The presence of a volva where it is not usually expected may have attracted attention but it also sparked a small controversy. In 1948, the respected American wildlife artist Walter A. Weber did a painting of A. muscaria var. guessowii for the National Wildlife Federation's annual wildlife stamps. To ensure the accuracy of his painting he consulted Güssow and Odell's book and "corrected" his painting to include the prominant volva shown in their plates. After the stamp was produced he received a rather terse note from the eminent American mycologist Dr. W. A. Murrill informing him that the species should not have a "deathcup" and that "every figure on the stamp is fitted with one gratuitously". Mr. Weber wrote to Dr. Güssow asking about this. Since Dr. Güssow had retired by this time and moved from Ottawa to the west coast, Dr. J. Walton Groves, himself a noted authority on Canadian mushrooms, answered the letter sayng that Mr. Odell and others had objected to Dr. Güssow including these illustrations in the book, "but since Dr. Güssow was chief of the Division the other people here at that time were powerless to do anything about it".

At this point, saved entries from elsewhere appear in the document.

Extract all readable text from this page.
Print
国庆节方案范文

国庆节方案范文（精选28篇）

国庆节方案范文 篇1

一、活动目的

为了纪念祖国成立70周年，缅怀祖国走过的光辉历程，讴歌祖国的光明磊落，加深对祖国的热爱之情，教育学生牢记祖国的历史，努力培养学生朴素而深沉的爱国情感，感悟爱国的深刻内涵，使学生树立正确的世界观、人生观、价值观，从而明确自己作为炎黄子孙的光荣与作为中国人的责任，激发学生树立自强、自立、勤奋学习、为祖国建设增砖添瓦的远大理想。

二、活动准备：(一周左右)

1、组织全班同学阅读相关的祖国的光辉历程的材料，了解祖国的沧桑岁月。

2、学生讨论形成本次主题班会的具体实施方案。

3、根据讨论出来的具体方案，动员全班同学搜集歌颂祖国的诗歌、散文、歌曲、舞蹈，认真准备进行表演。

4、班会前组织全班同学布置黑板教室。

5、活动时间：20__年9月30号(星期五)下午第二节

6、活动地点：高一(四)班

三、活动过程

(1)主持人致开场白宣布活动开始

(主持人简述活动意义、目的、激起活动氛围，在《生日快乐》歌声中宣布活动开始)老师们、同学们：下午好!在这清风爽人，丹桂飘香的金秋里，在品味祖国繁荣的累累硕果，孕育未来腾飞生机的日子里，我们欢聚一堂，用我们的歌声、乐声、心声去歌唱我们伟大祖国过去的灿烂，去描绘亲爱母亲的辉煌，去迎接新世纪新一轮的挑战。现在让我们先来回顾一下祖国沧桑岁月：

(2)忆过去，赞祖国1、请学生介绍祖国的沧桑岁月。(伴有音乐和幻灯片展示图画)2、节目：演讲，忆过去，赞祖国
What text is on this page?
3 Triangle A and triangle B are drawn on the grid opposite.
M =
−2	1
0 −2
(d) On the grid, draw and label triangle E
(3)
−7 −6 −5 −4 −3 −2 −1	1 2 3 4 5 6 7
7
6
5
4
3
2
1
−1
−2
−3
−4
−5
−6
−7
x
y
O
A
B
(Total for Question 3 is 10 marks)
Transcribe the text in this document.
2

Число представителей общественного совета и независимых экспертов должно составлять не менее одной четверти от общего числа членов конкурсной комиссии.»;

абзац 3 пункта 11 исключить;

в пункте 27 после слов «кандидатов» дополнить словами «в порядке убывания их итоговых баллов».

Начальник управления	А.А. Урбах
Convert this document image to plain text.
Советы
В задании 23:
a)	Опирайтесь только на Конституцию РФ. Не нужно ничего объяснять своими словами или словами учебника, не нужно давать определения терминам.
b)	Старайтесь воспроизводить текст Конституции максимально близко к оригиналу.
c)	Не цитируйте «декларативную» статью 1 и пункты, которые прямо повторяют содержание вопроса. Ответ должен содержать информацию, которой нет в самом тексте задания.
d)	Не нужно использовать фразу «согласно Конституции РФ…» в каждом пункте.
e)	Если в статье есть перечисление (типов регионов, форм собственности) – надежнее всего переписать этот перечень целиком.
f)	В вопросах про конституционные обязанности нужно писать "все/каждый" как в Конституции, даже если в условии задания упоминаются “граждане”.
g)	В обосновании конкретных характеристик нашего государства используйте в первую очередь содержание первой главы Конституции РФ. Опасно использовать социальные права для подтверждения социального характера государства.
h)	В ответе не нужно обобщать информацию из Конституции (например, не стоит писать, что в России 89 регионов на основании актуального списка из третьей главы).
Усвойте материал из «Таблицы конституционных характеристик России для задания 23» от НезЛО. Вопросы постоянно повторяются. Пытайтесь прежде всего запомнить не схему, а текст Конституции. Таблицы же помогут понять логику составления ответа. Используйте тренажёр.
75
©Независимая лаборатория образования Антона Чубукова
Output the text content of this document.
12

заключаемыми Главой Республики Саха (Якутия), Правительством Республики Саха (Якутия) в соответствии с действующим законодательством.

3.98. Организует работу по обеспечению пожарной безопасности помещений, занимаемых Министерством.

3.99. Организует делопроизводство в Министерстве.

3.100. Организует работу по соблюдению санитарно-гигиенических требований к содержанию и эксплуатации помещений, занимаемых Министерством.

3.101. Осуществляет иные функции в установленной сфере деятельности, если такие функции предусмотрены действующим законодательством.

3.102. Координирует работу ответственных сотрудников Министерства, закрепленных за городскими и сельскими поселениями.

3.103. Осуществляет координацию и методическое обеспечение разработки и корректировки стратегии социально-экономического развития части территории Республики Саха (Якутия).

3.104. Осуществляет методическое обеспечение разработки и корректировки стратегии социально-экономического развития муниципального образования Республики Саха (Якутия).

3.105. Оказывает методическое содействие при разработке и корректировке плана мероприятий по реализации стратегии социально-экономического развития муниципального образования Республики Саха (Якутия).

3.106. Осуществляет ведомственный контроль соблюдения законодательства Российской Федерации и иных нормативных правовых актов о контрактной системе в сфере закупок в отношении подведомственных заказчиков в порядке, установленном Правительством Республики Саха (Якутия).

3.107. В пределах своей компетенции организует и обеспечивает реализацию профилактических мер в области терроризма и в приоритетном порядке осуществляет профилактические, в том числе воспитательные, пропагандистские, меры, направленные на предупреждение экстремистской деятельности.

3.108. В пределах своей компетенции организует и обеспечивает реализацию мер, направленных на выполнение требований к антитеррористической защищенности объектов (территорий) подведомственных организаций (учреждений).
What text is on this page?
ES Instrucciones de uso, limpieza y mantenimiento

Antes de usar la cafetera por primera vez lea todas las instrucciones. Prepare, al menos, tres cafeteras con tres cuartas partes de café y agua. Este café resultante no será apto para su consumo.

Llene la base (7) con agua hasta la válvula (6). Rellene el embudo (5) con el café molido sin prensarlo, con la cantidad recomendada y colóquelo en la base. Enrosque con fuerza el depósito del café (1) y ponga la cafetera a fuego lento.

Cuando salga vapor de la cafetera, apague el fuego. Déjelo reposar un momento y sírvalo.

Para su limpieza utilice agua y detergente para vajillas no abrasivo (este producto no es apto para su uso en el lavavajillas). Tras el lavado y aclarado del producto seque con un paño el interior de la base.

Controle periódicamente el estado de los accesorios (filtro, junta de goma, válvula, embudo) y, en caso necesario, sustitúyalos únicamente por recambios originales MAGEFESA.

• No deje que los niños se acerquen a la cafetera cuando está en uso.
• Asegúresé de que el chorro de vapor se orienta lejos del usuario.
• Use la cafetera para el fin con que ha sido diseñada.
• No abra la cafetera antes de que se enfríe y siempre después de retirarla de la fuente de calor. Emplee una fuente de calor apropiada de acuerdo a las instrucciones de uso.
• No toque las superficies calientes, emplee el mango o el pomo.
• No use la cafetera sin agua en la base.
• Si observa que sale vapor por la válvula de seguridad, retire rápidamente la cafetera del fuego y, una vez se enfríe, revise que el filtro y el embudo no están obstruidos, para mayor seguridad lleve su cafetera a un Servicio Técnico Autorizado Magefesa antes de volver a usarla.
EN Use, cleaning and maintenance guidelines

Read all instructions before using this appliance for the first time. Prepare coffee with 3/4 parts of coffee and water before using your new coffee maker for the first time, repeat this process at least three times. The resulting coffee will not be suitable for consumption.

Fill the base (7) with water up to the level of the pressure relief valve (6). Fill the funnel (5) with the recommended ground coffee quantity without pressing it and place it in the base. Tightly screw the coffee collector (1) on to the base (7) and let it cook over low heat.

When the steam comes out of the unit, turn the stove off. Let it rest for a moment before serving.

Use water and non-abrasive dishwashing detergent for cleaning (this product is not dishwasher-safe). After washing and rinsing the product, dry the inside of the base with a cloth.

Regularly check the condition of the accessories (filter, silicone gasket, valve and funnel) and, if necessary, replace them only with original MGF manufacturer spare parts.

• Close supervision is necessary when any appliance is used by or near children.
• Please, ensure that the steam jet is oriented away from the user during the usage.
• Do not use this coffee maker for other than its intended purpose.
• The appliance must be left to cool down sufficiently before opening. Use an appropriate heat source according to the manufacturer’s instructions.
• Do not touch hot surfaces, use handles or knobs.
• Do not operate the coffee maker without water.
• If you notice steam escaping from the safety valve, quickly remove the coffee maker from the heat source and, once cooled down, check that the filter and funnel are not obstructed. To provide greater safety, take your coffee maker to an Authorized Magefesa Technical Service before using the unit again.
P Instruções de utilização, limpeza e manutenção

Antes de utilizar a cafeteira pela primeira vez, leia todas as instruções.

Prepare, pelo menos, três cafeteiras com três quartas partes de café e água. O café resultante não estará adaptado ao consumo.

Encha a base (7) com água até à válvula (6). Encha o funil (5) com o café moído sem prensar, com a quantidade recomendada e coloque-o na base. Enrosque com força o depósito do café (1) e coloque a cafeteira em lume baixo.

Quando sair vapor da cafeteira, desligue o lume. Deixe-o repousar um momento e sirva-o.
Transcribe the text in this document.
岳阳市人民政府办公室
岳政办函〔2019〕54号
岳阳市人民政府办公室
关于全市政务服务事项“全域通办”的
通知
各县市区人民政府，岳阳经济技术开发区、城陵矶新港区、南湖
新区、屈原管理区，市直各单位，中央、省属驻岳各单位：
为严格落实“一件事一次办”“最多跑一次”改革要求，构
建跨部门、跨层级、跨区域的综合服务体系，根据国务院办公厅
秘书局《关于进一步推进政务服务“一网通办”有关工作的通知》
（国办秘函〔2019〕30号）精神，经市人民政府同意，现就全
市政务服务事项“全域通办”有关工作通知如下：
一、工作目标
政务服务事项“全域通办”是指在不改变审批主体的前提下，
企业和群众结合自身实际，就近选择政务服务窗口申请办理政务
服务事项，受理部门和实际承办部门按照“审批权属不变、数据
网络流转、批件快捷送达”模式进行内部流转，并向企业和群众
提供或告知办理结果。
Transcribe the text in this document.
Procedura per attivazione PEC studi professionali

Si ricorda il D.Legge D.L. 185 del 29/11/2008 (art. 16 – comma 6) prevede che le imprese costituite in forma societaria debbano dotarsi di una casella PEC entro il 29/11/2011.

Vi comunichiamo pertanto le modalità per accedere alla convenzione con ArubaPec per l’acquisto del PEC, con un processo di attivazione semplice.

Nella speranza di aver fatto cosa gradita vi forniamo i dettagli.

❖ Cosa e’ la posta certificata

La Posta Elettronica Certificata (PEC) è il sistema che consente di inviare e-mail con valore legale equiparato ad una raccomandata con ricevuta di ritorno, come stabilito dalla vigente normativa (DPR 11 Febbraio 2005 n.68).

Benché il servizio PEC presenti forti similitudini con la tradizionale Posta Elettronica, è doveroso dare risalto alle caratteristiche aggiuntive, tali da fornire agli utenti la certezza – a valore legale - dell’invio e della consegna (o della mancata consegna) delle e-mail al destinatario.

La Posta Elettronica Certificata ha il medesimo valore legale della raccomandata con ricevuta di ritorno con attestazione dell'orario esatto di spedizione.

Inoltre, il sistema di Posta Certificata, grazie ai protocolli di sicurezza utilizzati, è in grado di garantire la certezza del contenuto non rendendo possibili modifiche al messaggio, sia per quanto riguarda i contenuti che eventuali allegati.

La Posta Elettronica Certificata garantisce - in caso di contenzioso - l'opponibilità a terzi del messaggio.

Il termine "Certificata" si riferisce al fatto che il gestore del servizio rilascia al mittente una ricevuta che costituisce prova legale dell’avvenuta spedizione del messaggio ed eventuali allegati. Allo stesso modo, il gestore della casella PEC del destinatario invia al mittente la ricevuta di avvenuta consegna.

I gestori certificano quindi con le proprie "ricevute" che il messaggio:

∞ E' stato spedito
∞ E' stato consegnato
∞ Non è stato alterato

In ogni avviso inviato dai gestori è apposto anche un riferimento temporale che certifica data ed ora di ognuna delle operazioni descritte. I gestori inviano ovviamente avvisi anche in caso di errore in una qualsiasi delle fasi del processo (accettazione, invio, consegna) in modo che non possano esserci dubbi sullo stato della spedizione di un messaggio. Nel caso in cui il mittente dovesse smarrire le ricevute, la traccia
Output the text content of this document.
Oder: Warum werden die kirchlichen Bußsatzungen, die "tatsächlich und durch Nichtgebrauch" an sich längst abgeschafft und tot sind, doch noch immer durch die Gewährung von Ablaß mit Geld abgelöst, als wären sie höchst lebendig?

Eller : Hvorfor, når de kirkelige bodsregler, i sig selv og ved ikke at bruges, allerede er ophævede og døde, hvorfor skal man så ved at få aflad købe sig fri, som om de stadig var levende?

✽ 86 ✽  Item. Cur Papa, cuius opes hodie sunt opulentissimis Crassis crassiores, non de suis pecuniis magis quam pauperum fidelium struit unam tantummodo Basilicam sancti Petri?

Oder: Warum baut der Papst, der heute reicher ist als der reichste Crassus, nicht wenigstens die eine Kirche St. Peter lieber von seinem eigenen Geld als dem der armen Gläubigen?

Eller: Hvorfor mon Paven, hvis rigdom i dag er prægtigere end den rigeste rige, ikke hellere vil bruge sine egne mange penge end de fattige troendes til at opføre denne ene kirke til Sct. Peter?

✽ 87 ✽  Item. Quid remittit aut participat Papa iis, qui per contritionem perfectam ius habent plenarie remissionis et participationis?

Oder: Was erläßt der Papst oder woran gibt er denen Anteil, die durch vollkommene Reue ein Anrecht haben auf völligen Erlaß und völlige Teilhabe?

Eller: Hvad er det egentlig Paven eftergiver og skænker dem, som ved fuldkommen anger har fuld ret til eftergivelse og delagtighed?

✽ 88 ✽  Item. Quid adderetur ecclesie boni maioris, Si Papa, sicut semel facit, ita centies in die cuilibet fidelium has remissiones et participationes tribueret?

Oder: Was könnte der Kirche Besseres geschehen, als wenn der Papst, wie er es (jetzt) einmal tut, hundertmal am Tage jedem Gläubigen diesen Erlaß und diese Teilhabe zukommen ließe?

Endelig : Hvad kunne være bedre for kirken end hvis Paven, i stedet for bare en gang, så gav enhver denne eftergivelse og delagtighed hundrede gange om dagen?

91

Although subject to controversy there is little doubt that some collections of A. muscaria var. guessowii have what appears to be a cup-like volva. The volva is usually said to be represented by rings of material around the lower part of the stipe, and this is usually the case. However, if one of the "rings" fails to separate from the stipe base it will remain as a cup.
The two pictures at left illustrate just such a situation. The leftmost picture is of a rather typical group of A. muscaria var. guessowii growing under aspens in Mississauga, Ontario. The inset shows the base of one of the stipes with a cup-like volva. The rightmost panel is taken from the California collection of A. muscaria var. muscaria illustrated above. Here the volva has clearly developed as a cup, although it is present as separate rings of material as well. Variations in geography, climate, local conditions, and season, as well as genetics, all play a part in producing the diversity of forms seen in even a variety of a well-known species like Amanita muscaria.